What State and Local Governments Do about False Advertising
In 1965, Bernice Wyszynski saw an advertisement by a local car dealer for a 1962 Pontiac Tempest. What really caught her eye was that the car was being advertised by the Stephens Pontiac Cadillac dealership for “1,395 bananas.”
According to the dealership, the ad should have read “1,395 $Bananas” but the dollar sign was left off by accident. But all Mrs. Wyszynski saw was an ad for a car for 1,395 bananas, or, roughly, $140. So she went down to the dealership with, yep that’s right, almost 1,500 bananas and demanded the car.
The dealership refused.
Mrs. Wyszynski then filed a complaint with the Connecticut State Consumer Protection Department. After several days of unwanted, bad publicity, the dealership relented and sold her the car for, well, bananas. Literally.
Almost every state, and in fact many major cities, have a similar agency intended to protect its citizens against false and misleading ads and unfair trade practices. These agencies have their own set of consumer protection laws modeled after the Federal Trade Commission Act (FTCA.) These laws do several things to protect consumers, but most importantly, they give their state agencies and their Attorney General authority over such matters while also giving individuals the right to sue.

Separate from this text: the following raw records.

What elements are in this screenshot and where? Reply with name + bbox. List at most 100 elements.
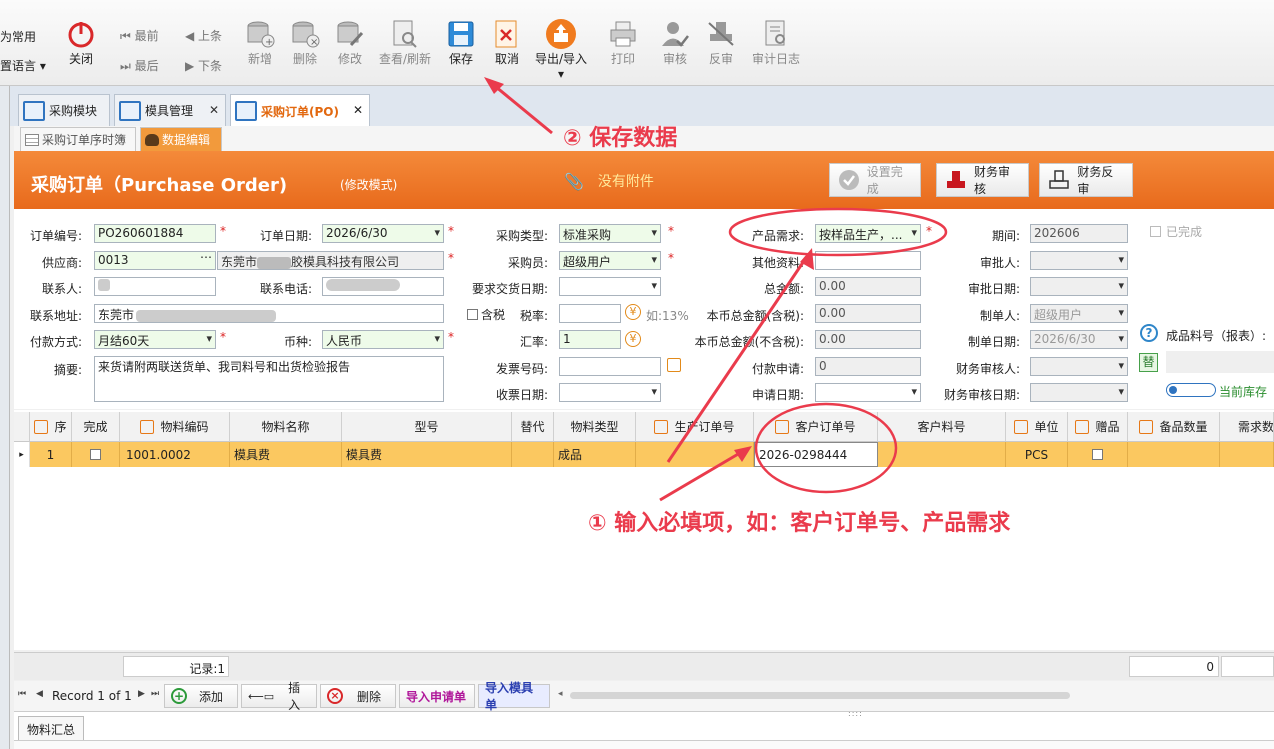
delete-row-button[interactable]: × 删除 <box>320 684 396 708</box>
table-cell-customer-part[interactable] <box>878 442 1006 467</box>
prev-page-icon[interactable]: ◀ <box>36 689 43 699</box>
col-model[interactable]: 型号 <box>342 412 512 442</box>
export-import-button[interactable]: 导出/导入 ▾ <box>532 18 590 81</box>
last-page-icon[interactable]: ⏭ <box>151 689 159 699</box>
table-cell-production-order[interactable] <box>636 442 754 467</box>
tab-purchase-module[interactable]: 采购模块 <box>18 94 110 126</box>
row-complete-checkbox[interactable] <box>90 449 101 460</box>
view-refresh-button[interactable]: 查看/刷新 <box>376 18 434 67</box>
contact-field[interactable] <box>94 277 216 296</box>
summary-textarea[interactable]: 来货请附两联送货单、我司料号和出货检验报告 <box>94 356 444 402</box>
import-request-button[interactable]: 导入申请单 <box>399 684 475 708</box>
stock-toggle[interactable] <box>1166 383 1216 397</box>
language-menu[interactable]: 置语言 ▾ <box>0 57 46 74</box>
table-cell-demand-qty[interactable] <box>1220 442 1274 467</box>
print-button[interactable]: 打印 <box>606 18 640 67</box>
favorites-menu[interactable]: 为常用 <box>0 28 36 45</box>
tax-included-checkbox[interactable]: 含税 <box>467 306 505 323</box>
exchange-rate-field[interactable]: 1 <box>559 330 621 349</box>
col-material-type[interactable]: 物料类型 <box>554 412 636 442</box>
completed-checkbox[interactable]: 已完成 <box>1150 223 1202 240</box>
finance-audit-date-picker[interactable] <box>1030 383 1128 402</box>
splitter-grip[interactable]: :::: <box>848 709 863 718</box>
approver-select[interactable] <box>1030 251 1128 270</box>
col-demand-qty[interactable]: 需求数 <box>1220 412 1274 442</box>
col-customer-order[interactable]: 客户订单号 <box>754 412 878 442</box>
invoice-no-field[interactable] <box>559 357 661 376</box>
close-button[interactable]: 关闭 <box>64 18 98 67</box>
address-field[interactable]: 东莞市 <box>94 304 444 323</box>
subtab-order-list[interactable]: 采购订单序时簿 <box>20 127 136 151</box>
col-production-order[interactable]: 生产订单号 <box>636 412 754 442</box>
cancel-button[interactable]: 取消 <box>490 18 524 67</box>
payment-select[interactable]: 月结60天 <box>94 330 216 349</box>
insert-row-button[interactable]: ⟵▭ 插入 <box>241 681 317 712</box>
col-substitute[interactable]: 替代 <box>512 412 554 442</box>
table-cell-name[interactable]: 模具费 <box>230 442 342 467</box>
checkbox-box[interactable] <box>1150 226 1161 237</box>
customer-order-input[interactable]: 2026-0298444 <box>754 442 878 467</box>
tab-purchase-order[interactable]: 采购订单(PO) ✕ <box>230 94 370 127</box>
delivery-date-picker[interactable] <box>559 277 661 296</box>
maker-select[interactable]: 超级用户 <box>1030 304 1128 323</box>
ellipsis-icon[interactable]: ⋯ <box>200 252 212 264</box>
audit-log-button[interactable]: 审计日志 <box>748 18 804 67</box>
purchase-type-select[interactable]: 标准采购 <box>559 224 661 243</box>
tab-mold-management[interactable]: 模具管理 ✕ <box>114 94 226 126</box>
unaudit-button[interactable]: 反审 <box>704 18 738 67</box>
add-row-button[interactable]: + 添加 <box>164 684 238 708</box>
finance-audit-button[interactable]: 财务审核 <box>936 163 1029 197</box>
edit-note-icon[interactable] <box>667 358 681 372</box>
col-complete[interactable]: 完成 <box>72 412 120 442</box>
product-requirement-select[interactable]: 按样品生产，... <box>815 224 921 243</box>
order-no-field[interactable]: PO260601884 <box>94 224 216 243</box>
finance-auditor-select[interactable] <box>1030 357 1128 376</box>
audit-button[interactable]: 审核 <box>658 18 692 67</box>
first-record-button[interactable]: ⏮ 最前 <box>120 27 159 44</box>
finance-unaudit-button[interactable]: 财务反审 <box>1039 163 1133 197</box>
attachment-link[interactable]: 📎 没有附件 <box>564 171 654 191</box>
close-icon[interactable]: ✕ <box>209 103 219 117</box>
col-material-code[interactable]: 物料编码 <box>120 412 230 442</box>
next-record-button[interactable]: ▶ 下条 <box>185 57 222 74</box>
currency-yuan-icon[interactable]: ¥ <box>625 304 641 320</box>
scroll-left-icon[interactable]: ◂ <box>558 689 563 699</box>
approve-date-picker[interactable] <box>1030 277 1128 296</box>
delete-button[interactable]: × 删除 <box>288 18 322 67</box>
last-record-button[interactable]: ⏭ 最后 <box>120 57 159 74</box>
col-material-name[interactable]: 物料名称 <box>230 412 342 442</box>
apply-date-picker[interactable] <box>815 383 921 402</box>
subtab-data-edit[interactable]: 数据编辑 <box>140 127 222 151</box>
buyer-select[interactable]: 超级用户 <box>559 251 661 270</box>
next-page-icon[interactable]: ▶ <box>138 689 145 699</box>
currency-yuan-icon[interactable]: ¥ <box>625 331 641 347</box>
phone-field[interactable] <box>322 277 444 296</box>
col-gift[interactable]: 赠品 <box>1068 412 1128 442</box>
receive-date-picker[interactable] <box>559 383 661 402</box>
table-cell-substitute[interactable] <box>512 442 554 467</box>
set-complete-button[interactable]: 设置完成 <box>829 163 921 197</box>
import-mold-button[interactable]: 导入模具单 <box>478 681 550 712</box>
horizontal-scrollbar[interactable] <box>570 692 1070 699</box>
currency-select[interactable]: 人民币 <box>322 330 444 349</box>
new-button[interactable]: + 新增 <box>243 18 277 67</box>
checkbox-box[interactable] <box>467 309 478 320</box>
table-cell-spare-qty[interactable] <box>1128 442 1220 467</box>
tax-rate-field[interactable] <box>559 304 621 323</box>
table-cell-complete[interactable] <box>72 442 120 467</box>
supplier-code-field[interactable]: 0013 ⋯ <box>94 251 216 270</box>
table-cell-seq[interactable]: 1 <box>30 442 72 467</box>
period-field[interactable]: 202606 <box>1030 224 1128 243</box>
col-unit[interactable]: 单位 <box>1006 412 1068 442</box>
table-cell-code[interactable]: 1001.0002 <box>120 442 230 467</box>
col-spare-qty[interactable]: 备品数量 <box>1128 412 1220 442</box>
col-customer-part[interactable]: 客户料号 <box>878 412 1006 442</box>
make-date-picker[interactable]: 2026/6/30 <box>1030 330 1128 349</box>
help-icon[interactable]: ? <box>1140 324 1158 342</box>
table-cell-unit[interactable]: PCS <box>1006 442 1068 467</box>
other-info-field[interactable] <box>815 251 921 270</box>
replace-button[interactable]: 替 <box>1139 353 1158 372</box>
prev-record-button[interactable]: ◀ 上条 <box>185 27 222 44</box>
table-cell-type[interactable]: 成品 <box>554 442 636 467</box>
tab-material-summary[interactable]: 物料汇总 <box>18 716 84 740</box>
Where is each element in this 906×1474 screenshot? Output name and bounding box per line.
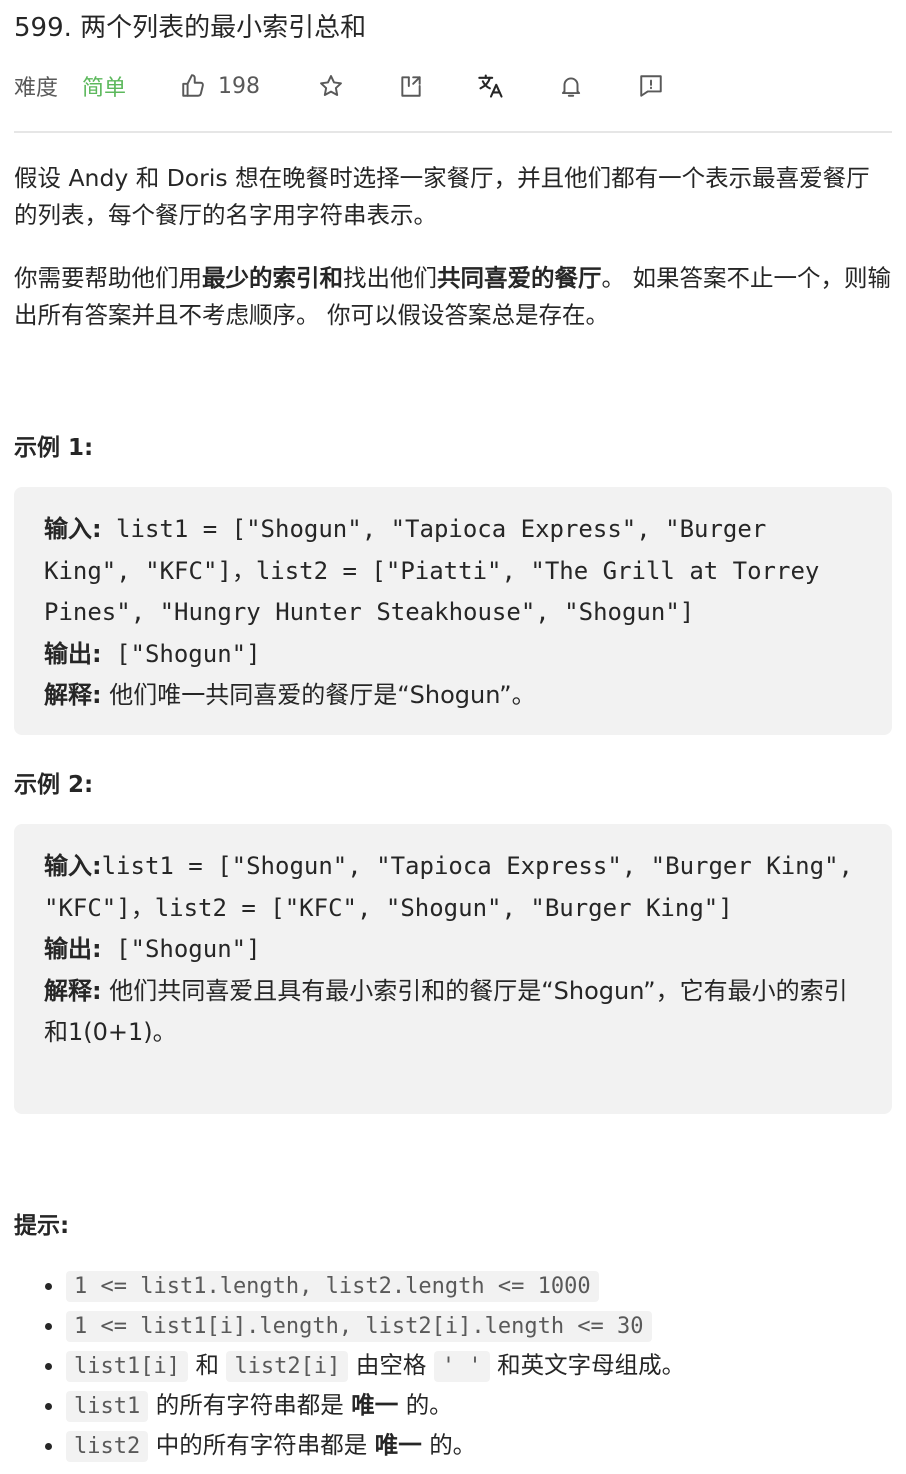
hint-bold: 唯一 [374,1431,422,1459]
output-label: 输出: [44,639,102,668]
hint-text: 的。 [429,1431,477,1459]
output-value: ["Shogun"] [101,935,261,963]
output-label: 输出: [44,935,102,963]
problem-meta-bar: 难度 简单 198 [14,66,892,106]
description-paragraph-1: 假设 Andy 和 Doris 想在晚餐时选择一家餐厅，并且他们都有一个表示最喜… [14,164,870,229]
input-value: list1 = ["Shogun", "Tapioca Express", "B… [44,515,834,626]
subscribe-button[interactable] [556,66,586,106]
difficulty-label: 难度 [14,76,59,101]
desc-bold: 最少的索引和 [202,264,343,292]
hint-text: 中的所有字符串都是 [155,1431,368,1459]
input-label: 输入: [44,852,102,880]
output-value: ["Shogun"] [101,639,261,668]
inline-code: 1 <= list1[i].length, list2[i].length <=… [66,1311,652,1342]
hint-text: 和 [195,1351,219,1379]
favorite-button[interactable] [316,66,346,106]
desc-bold: 共同喜爱的餐厅 [437,264,602,292]
star-icon [320,75,342,96]
problem-title: 599. 两个列表的最小索引总和 [14,13,367,43]
hint-text: 的所有字符串都是 [155,1391,344,1419]
inline-code: list2[i] [226,1351,349,1382]
hint-item: 1 <= list1.length, list2.length <= 1000 [66,1266,892,1306]
example-1-block: 输入: list1 = ["Shogun", "Tapioca Express"… [14,487,892,735]
feedback-button[interactable] [636,66,666,106]
explain-label: 解释: [44,681,102,709]
hint-item: list1[i] 和 list2[i] 由空格 ' ' 和英文字母组成。 [66,1346,892,1386]
input-label: 输入: [44,515,102,543]
hint-item: list1 的所有字符串都是 唯一 的。 [66,1386,892,1426]
translate-button[interactable] [476,66,506,106]
hints-list: 1 <= list1.length, list2.length <= 1000 … [14,1266,892,1466]
inline-code: list1[i] [66,1351,188,1382]
header-divider [14,131,892,133]
share-icon [401,76,421,97]
hint-item: list2 中的所有字符串都是 唯一 的。 [66,1426,892,1466]
hint-text: 的。 [405,1391,453,1419]
explain-value: 他们共同喜爱且具有最小索引和的餐厅是“Shogun”，它有最小的索引和1(0+1… [44,976,848,1047]
explain-label: 解释: [44,976,102,1005]
feedback-icon [640,75,662,97]
input-value: list1 = ["Shogun", "Tapioca Express", "B… [44,852,868,922]
share-button[interactable] [396,66,426,106]
example-1-heading: 示例 1: [14,435,94,461]
inline-code: list1 [66,1391,149,1422]
difficulty-value: 简单 [82,76,127,101]
hint-item: 1 <= list1[i].length, list2[i].length <=… [66,1306,892,1346]
like-count: 198 [218,73,260,99]
hint-bold: 唯一 [351,1391,399,1419]
hint-text: 和英文字母组成。 [497,1351,686,1379]
description-paragraph-2: 你需要帮助他们用最少的索引和找出他们共同喜爱的餐厅。 如果答案不止一个，则输出所… [14,260,892,334]
desc-text: 你需要帮助他们用 [14,264,202,292]
bell-icon [561,77,581,97]
translate-icon [478,74,503,98]
inline-code: ' ' [433,1351,490,1382]
example-2-block: 输入:list1 = ["Shogun", "Tapioca Express",… [14,824,892,1114]
example-2-heading: 示例 2: [14,772,94,798]
hint-text: 由空格 [355,1351,427,1379]
explain-value: 他们唯一共同喜爱的餐厅是“Shogun”。 [101,681,536,709]
desc-text: 找出他们 [343,264,437,292]
inline-code: list2 [66,1431,149,1462]
like-button[interactable]: 198 [180,66,260,106]
inline-code: 1 <= list1.length, list2.length <= 1000 [66,1271,599,1302]
thumbs-up-icon [182,74,204,97]
hints-heading: 提示: [14,1213,70,1239]
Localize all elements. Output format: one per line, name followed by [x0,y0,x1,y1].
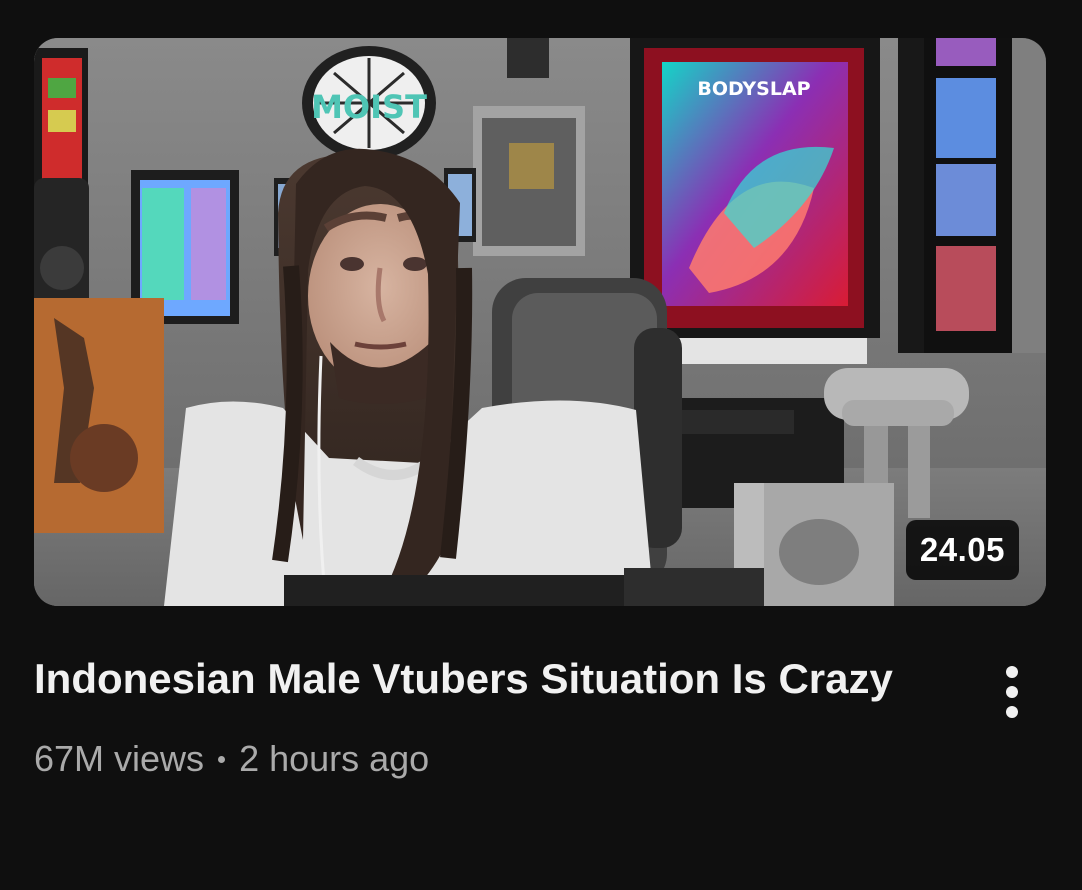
poster-text: BODYSLAP [697,78,810,100]
upload-time: 2 hours ago [239,738,430,779]
more-vert-icon [1006,686,1018,698]
video-meta: Indonesian Male Vtubers Situation Is Cra… [34,648,974,780]
video-thumbnail[interactable]: MOIST BODYSLAP 24.05 [34,38,1046,606]
video-title[interactable]: Indonesian Male Vtubers Situation Is Cra… [34,648,974,710]
stats-separator-dot [218,755,226,763]
thumbnail-image: MOIST BODYSLAP [34,38,1046,606]
moist-sign-text: MOIST [311,88,427,126]
more-vert-icon [1006,706,1018,718]
view-count: 67M views [34,738,205,779]
duration-badge: 24.05 [905,520,1019,580]
video-stats: 67M views 2 hours ago [34,738,974,780]
more-options-button[interactable] [984,652,1040,732]
more-vert-icon [1006,666,1018,678]
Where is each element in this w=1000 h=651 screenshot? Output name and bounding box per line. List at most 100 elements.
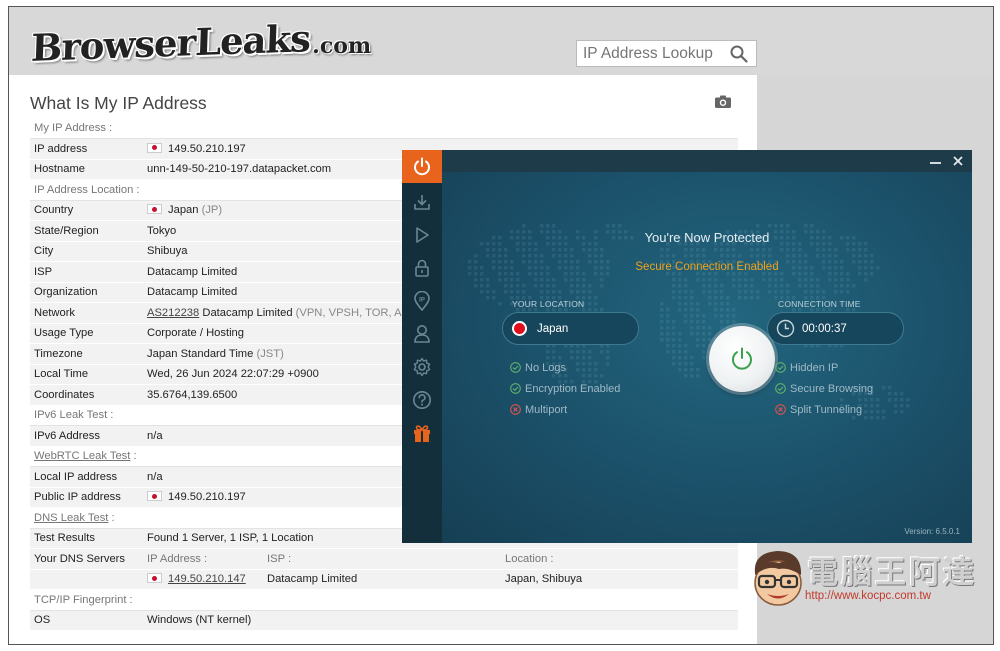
check-circle-icon — [510, 383, 521, 394]
row-label: IP address — [30, 138, 143, 160]
svg-text:IP: IP — [419, 297, 425, 303]
row-label: Hostname — [30, 159, 143, 180]
minimize-button[interactable] — [926, 152, 944, 170]
protection-status-title: You're Now Protected — [644, 230, 770, 245]
row-label: Coordinates — [30, 384, 143, 406]
asn-link[interactable]: AS212238 — [147, 307, 199, 319]
feature-multiport: Multiport — [510, 402, 567, 417]
screenshot-frame: BrowserLeaks .com What Is My IP Address … — [8, 6, 994, 645]
table-row: OS Windows (NT kernel) — [30, 610, 738, 631]
connection-time-value: 00:00:37 — [802, 322, 847, 335]
vpn-sidebar: IP — [402, 150, 442, 543]
mascot-face-icon — [754, 551, 802, 606]
webrtc-link[interactable]: WebRTC Leak Test — [34, 450, 130, 462]
x-circle-icon — [510, 404, 521, 415]
vpn-app-window: IP You're Now Protected Secure Connectio… — [402, 150, 972, 543]
japan-flag-icon — [147, 573, 162, 584]
row-label: City — [30, 241, 143, 262]
japan-flag-icon — [512, 321, 527, 336]
feature-label: Hidden IP — [790, 361, 839, 374]
watermark: 電腦王阿達 http://www.kocpc.com.tw — [749, 547, 989, 615]
check-circle-icon — [775, 383, 786, 394]
vpn-titlebar — [442, 150, 972, 172]
japan-flag-icon — [147, 491, 162, 502]
lock-icon[interactable] — [402, 251, 442, 284]
feature-split-tunneling: Split Tunneling — [775, 402, 862, 417]
secure-connection-subtitle: Secure Connection Enabled — [635, 261, 779, 273]
section-header: My IP Address : — [30, 118, 738, 139]
world-map-icon — [468, 224, 910, 420]
feature-encryption: Encryption Enabled — [510, 381, 620, 396]
dns-ip-link[interactable]: 149.50.210.147 — [168, 573, 246, 585]
logo-text: BrowserLeaks — [30, 16, 311, 70]
section-colon: : — [130, 450, 137, 463]
version-label: Version: 6.5.0.1 — [904, 527, 960, 536]
power-icon — [732, 347, 752, 370]
feature-label: Encryption Enabled — [525, 382, 621, 395]
row-label: Usage Type — [30, 323, 143, 344]
gift-icon[interactable] — [402, 416, 442, 449]
feature-label: No Logs — [525, 361, 566, 374]
section-header: TCP/IP Fingerprint : — [30, 589, 738, 611]
country-code: (JP) — [201, 204, 223, 217]
row-label: Test Results — [30, 528, 143, 549]
watermark-url: http://www.kocpc.com.tw — [805, 590, 931, 602]
row-label: OS — [30, 610, 143, 631]
feature-label: Split Tunneling — [790, 403, 863, 416]
row-label: ISP — [30, 261, 143, 283]
site-logo[interactable]: BrowserLeaks .com — [30, 13, 372, 70]
section-colon: : — [108, 511, 115, 524]
row-label: IPv6 Address — [30, 425, 143, 447]
feature-secure-browsing: Secure Browsing — [775, 381, 873, 396]
dns-location: Japan, Shibuya — [501, 569, 738, 590]
user-icon[interactable] — [402, 317, 442, 350]
close-button[interactable] — [949, 152, 967, 170]
network-owner: Datacamp Limited — [202, 306, 293, 319]
row-label: Public IP address — [30, 487, 143, 508]
location-value: Japan — [537, 322, 569, 335]
dns-leak-link[interactable]: DNS Leak Test — [34, 512, 108, 524]
dns-col-ip: IP Address : — [143, 548, 263, 570]
x-circle-icon — [775, 404, 786, 415]
check-circle-icon — [510, 362, 521, 373]
download-icon[interactable] — [402, 185, 442, 218]
timezone-value: Japan Standard Time — [147, 347, 254, 360]
section-tcpip: TCP/IP Fingerprint : — [30, 589, 738, 611]
row-label: Organization — [30, 282, 143, 303]
connect-power-button[interactable] — [709, 326, 775, 392]
gear-icon[interactable] — [402, 350, 442, 383]
dns-isp: Datacamp Limited — [263, 569, 501, 590]
row-label: Network — [30, 302, 143, 324]
feature-no-logs: No Logs — [510, 360, 566, 375]
row-label: Your DNS Servers — [30, 548, 143, 570]
search-icon[interactable] — [725, 42, 753, 66]
watermark-text: 電腦王阿達 — [807, 555, 977, 591]
feature-hidden-ip: Hidden IP — [775, 360, 838, 375]
search-input[interactable] — [577, 41, 725, 66]
row-value: Windows (NT kernel) — [143, 610, 738, 631]
row-label: Local Time — [30, 364, 143, 385]
your-location-label: YOUR LOCATION — [512, 299, 585, 309]
ip-pin-icon[interactable]: IP — [402, 284, 442, 317]
row-label — [30, 569, 143, 590]
japan-flag-icon — [147, 204, 162, 215]
row-label: Country — [30, 200, 143, 221]
connection-time-display: 00:00:37 — [767, 312, 904, 345]
row-label: Timezone — [30, 343, 143, 365]
country-value: Japan — [168, 204, 199, 217]
connection-time-label: CONNECTION TIME — [778, 299, 861, 309]
clock-icon — [776, 319, 795, 338]
ip-lookup-search — [576, 40, 757, 67]
camera-icon[interactable] — [715, 95, 731, 113]
play-icon[interactable] — [402, 218, 442, 251]
feature-label: Secure Browsing — [790, 382, 874, 395]
power-icon[interactable] — [402, 150, 442, 183]
vpn-main-panel: You're Now Protected Secure Connection E… — [442, 172, 972, 543]
feature-label: Multiport — [525, 403, 568, 416]
dns-ip: 149.50.210.147 — [143, 569, 263, 590]
dns-col-location: Location : — [501, 548, 738, 570]
section-my-ip: My IP Address : — [30, 118, 738, 139]
logo-tld: .com — [312, 33, 372, 59]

In New York City, the Consumer Affairs division operate under the auspices of the Unfair Trade Practices law which states that an Unfair Trade Practice is, “Any false, falsely disparaging, or misleading oral or written statement, visual description or other representation of any kind made...that has the capacity, tendency or effect of deceiving or misleading consumers.”
California’s False Advertising Law (FAL) prohibits a business from making false statements or statements “likely to mislead consumers about the nature of a product or service.”
And when it comes to advertising litigation, actions can be taken both individually (think Mrs. Wyszynski) as well by governments and agencies. Aggrieved individuals can sue the offending company under a variety of legal theories: Unfair competition, false advertising, fraud, and more. It may even be that a class-action lawsuit can be brought (with the aid of a law firm.) A consumer rights, business, or litigation attorney can assist in this regard.
Keep in mind if federal law is being invoked, a complaint will typically first have to be filed with the appropriate agency.
How to Make Sure Your Ads Are Legal
So, how can you make sure that your small business ads do not fall on the wrong side of the law?
First and foremost, avoid making outright false or misleading claims. Do not advertise statements that are objectively untrue. Yes, sure, you can boast and make subjective claims–you won’t get in trouble for that (even if your hamburgers are not the best in the world). But you will get in legal trouble if you claim they are “100% beef” but actually contain filler, pork, and soy meal.
Similarly, when mentioning the competition or a competitor's product in your ads, be sure that all such claims are objectively true. For example, it would be fine to state in your ad, “We will beat any competitor’s price!” as long as that is true, but if in fact you do not match a competitor’s lowest price, such a claim would not be OK.
When advertising a sale, you need to make sure that the items on sale really are less than the usual price for the past three months and that you have enough of those items in stock to handle the rush. If there are limits, mention the limits in the ad.
Protect Yourself from False Advertising Claims
When it comes to false advertising, the bottom line is to be honest. Boast all you want, but the essential rule is easy to follow: Don’t lie.
And that’s not just a bunch of bananas.